Most recent data announced by a leading player in the House Sales UK market demonstrate that the drop in House prices slowed fairly considerably in October. The rate of fall was 0.4%, as compared to 1.3% for the month of September.
The data were published by the Nationwide Building Society, which is one of the leading players in the House Sales UK market. The Nationwide is one of the very few of the old mutual Building Societies to have managed to maintain its mutual society standing. Indeed it’s the ONLY substantial one to survive the craze for demutualization a decade or so ago. Since then it has steered a very conservative path through the more recent craze for buying into the derivatives and U.S. Sub Prime Mortgage markets. The society doggedly stuck to its core values, and stuck to the old fashioned, and at the time very unfashionable business model, of raising capital by taking deposits from its cash rich customers, and using those funds to lend to its own younger customers who need finance to Buy Houses.
As a result of this very conservative policy, the Building Society’s management now finds itself completely vindicated for not following the herd instinct of the other big financial institutions. It finds itself in an almost embarrassingly popular position with savers, because they in turn recognise the fact that the society’s cautious policies have been vindicated, and they’re therefore very much attracted by society’s continued mutual status, which makes it very much insulated from the vagaries of the world stock markets. All the aforesaid makes the Nationwide a player to watch, listen to & respect, as it becomes an even stronger player in the House Sales UK market.

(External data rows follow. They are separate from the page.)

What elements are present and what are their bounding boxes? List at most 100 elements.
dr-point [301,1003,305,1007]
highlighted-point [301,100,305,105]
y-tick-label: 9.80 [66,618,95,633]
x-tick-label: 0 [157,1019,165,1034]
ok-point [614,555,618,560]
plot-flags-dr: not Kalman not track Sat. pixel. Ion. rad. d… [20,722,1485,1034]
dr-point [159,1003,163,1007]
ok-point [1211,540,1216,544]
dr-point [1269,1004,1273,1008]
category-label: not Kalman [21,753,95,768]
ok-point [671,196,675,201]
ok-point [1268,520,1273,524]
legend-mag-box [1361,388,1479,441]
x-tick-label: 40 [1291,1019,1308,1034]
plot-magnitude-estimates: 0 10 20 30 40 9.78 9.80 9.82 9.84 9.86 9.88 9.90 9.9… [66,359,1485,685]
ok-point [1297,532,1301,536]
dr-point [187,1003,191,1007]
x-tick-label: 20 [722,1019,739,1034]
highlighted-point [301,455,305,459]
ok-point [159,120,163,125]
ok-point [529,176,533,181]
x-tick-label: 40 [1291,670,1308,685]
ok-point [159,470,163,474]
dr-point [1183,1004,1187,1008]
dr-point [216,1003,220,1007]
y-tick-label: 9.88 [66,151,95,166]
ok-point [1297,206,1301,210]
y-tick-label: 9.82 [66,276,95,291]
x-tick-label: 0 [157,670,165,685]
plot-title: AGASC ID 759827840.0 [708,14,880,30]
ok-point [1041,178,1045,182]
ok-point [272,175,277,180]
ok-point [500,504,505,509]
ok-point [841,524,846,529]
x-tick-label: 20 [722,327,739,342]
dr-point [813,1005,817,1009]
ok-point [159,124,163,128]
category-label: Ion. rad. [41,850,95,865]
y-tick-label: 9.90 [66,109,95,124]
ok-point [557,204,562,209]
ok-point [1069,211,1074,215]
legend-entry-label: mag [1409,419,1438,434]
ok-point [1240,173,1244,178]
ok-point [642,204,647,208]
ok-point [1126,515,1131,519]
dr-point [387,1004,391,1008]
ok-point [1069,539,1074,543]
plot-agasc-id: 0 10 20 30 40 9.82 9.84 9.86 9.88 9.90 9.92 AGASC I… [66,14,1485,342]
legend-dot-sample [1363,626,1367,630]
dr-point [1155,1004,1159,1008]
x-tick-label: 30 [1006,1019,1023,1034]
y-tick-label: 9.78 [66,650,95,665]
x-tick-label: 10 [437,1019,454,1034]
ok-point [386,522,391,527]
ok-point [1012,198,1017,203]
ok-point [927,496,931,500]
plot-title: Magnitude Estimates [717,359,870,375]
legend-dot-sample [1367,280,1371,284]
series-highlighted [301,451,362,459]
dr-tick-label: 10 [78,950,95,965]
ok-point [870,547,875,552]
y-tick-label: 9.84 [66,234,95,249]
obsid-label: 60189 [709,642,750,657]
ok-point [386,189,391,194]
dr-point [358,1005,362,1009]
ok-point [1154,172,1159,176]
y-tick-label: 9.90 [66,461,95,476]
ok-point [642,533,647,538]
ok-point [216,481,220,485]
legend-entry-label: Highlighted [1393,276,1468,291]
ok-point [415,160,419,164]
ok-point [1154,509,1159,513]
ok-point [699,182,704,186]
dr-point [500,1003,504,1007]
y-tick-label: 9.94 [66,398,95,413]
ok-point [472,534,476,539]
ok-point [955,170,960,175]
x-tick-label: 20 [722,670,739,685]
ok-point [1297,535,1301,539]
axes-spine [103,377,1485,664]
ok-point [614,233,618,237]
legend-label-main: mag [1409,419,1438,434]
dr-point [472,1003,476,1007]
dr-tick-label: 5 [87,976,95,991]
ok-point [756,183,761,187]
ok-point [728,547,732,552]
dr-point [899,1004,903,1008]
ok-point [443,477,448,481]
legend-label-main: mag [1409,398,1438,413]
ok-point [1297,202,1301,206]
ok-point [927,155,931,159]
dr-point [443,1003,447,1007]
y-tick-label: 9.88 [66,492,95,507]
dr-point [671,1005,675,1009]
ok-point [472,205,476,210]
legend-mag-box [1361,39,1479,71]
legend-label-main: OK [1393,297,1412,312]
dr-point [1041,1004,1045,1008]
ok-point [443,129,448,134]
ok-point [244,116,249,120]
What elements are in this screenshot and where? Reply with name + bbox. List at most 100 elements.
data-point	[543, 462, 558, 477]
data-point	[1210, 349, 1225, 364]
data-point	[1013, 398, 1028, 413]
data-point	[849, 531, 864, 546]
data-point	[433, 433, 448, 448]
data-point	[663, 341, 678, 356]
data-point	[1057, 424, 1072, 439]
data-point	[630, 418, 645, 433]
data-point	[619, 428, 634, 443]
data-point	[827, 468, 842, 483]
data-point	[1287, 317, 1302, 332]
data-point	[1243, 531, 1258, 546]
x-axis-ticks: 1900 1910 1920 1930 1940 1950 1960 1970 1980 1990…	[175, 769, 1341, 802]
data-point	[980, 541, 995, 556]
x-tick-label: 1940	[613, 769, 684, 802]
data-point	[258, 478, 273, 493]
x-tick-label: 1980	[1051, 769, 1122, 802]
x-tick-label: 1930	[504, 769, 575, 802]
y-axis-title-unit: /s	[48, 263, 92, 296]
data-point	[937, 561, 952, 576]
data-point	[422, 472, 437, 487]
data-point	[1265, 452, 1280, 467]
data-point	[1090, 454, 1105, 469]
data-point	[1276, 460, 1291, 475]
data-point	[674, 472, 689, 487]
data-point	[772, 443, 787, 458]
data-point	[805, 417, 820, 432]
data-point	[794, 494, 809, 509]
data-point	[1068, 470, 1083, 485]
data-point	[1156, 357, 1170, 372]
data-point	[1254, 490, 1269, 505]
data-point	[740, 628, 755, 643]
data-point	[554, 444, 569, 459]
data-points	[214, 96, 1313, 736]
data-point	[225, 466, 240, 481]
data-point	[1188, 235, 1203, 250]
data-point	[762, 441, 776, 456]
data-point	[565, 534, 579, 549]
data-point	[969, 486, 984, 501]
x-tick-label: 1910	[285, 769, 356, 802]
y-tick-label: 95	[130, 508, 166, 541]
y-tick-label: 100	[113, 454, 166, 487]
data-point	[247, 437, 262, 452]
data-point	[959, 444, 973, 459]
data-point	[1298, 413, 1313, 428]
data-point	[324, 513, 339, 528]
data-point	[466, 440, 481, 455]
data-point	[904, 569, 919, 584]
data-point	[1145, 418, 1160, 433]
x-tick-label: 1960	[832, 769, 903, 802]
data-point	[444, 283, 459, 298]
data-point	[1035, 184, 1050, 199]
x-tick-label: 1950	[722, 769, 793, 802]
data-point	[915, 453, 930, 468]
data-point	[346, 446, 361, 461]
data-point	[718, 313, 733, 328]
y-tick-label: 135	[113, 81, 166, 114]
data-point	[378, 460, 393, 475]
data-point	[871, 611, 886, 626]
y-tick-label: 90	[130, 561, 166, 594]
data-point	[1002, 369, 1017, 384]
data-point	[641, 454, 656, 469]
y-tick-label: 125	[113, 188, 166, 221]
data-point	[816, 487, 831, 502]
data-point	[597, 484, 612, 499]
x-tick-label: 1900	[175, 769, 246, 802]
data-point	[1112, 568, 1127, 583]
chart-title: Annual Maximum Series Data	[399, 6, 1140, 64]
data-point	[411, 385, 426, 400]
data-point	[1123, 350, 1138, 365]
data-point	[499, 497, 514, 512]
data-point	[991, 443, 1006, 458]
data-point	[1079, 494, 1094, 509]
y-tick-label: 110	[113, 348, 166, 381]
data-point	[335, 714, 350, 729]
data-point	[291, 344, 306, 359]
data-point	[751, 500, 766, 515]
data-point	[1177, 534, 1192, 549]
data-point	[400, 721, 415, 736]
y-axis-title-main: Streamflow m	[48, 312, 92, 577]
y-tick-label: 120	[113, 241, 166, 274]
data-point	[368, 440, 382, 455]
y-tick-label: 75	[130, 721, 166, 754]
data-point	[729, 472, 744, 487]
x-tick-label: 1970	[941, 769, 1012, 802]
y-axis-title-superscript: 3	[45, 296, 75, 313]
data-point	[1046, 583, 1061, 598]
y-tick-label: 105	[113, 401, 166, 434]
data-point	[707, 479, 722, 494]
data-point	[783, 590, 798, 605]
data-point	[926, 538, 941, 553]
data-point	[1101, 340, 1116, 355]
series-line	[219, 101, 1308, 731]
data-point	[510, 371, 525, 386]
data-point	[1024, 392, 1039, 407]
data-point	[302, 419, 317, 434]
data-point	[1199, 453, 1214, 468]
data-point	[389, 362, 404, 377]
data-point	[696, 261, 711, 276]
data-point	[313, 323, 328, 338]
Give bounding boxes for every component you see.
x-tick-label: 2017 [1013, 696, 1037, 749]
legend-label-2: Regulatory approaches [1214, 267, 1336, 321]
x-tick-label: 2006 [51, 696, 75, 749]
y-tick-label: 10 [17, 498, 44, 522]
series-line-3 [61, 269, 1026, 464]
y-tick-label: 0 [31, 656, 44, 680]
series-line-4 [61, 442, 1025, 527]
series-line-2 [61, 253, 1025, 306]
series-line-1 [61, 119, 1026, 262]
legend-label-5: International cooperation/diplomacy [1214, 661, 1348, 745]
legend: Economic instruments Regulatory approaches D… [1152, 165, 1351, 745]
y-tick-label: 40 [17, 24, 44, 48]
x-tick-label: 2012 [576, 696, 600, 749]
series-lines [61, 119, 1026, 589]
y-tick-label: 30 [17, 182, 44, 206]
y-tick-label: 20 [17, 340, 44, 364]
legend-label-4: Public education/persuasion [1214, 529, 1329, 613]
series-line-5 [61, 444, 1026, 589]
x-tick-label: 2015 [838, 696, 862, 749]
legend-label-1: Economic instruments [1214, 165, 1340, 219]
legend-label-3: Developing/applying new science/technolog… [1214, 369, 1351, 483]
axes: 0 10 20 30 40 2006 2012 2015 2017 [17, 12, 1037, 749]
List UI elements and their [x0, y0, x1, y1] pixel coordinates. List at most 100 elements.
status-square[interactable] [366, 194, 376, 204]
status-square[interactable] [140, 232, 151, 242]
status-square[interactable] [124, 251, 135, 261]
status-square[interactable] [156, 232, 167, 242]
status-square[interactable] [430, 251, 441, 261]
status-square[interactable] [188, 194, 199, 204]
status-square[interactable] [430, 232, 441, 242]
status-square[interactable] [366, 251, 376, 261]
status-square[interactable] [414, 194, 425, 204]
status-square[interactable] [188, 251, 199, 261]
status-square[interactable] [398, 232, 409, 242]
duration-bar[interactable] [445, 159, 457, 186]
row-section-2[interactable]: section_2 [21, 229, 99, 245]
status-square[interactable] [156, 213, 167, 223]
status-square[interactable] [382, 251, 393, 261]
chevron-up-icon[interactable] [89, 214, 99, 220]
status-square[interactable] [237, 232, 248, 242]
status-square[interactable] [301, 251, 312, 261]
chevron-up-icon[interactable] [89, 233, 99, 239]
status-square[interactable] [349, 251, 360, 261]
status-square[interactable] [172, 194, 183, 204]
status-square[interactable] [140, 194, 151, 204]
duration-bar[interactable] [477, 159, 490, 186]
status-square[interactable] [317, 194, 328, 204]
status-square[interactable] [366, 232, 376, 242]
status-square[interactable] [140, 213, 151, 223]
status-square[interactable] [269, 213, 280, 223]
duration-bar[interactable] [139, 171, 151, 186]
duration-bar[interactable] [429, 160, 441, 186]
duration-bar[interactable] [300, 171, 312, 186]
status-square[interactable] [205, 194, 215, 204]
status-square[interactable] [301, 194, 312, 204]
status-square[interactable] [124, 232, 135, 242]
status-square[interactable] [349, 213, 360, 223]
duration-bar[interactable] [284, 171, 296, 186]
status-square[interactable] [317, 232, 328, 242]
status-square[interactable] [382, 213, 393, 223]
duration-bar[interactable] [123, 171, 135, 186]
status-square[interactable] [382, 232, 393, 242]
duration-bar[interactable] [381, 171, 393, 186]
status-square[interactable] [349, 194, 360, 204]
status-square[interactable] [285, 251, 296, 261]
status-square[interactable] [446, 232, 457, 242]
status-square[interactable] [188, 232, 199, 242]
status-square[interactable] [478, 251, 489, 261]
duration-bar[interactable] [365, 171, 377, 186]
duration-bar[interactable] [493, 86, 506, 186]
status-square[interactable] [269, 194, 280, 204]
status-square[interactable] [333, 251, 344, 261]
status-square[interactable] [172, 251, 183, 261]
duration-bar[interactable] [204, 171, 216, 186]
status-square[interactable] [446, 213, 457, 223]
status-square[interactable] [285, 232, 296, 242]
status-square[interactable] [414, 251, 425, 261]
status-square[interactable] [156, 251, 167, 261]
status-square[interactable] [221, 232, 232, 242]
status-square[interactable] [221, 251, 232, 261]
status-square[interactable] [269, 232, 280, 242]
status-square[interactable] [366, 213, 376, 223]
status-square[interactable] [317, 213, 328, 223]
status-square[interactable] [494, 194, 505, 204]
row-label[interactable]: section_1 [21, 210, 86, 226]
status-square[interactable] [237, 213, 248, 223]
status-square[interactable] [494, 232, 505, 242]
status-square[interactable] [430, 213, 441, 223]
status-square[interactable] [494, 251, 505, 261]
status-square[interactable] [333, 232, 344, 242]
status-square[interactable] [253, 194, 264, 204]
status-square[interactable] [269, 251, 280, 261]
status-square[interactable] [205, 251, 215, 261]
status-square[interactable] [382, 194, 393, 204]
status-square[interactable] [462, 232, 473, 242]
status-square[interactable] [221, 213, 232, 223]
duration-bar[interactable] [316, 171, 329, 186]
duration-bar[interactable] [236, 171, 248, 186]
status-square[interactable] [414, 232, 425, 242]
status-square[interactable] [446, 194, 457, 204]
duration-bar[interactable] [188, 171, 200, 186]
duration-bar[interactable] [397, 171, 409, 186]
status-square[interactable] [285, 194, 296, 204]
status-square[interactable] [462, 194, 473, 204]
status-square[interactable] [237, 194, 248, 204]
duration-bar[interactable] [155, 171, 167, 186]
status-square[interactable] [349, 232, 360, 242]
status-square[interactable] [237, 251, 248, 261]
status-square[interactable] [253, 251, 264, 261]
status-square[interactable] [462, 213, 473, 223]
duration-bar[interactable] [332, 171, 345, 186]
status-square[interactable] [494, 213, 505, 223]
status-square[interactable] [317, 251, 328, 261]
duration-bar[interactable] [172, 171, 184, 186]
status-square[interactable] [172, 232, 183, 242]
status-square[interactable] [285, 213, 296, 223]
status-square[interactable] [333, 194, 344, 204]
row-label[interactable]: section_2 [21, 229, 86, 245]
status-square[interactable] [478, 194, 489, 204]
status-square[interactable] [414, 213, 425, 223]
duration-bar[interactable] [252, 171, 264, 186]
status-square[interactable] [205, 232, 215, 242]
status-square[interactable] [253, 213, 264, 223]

This slowdown in the rate of fall in House prices can only help to bring more Home Buyers back into the market, and so the rate of fall could be slowed even further over the coming months. Bear in mind that House Buyers aren’t just families looking to Buy Houses to live in. There’s a large and expanding number of families and companies who see Houses as a secure haven for their excess funds. These people and companies have begun to think this way after seeing several famous banks fall. They’ve realised that hefty deposits held by private individuals, and all cash held by limited companies are not protected against Bank failures. Houses, on the other hand, can’t disappear, even if they can lose some of their value over the short to medium terms.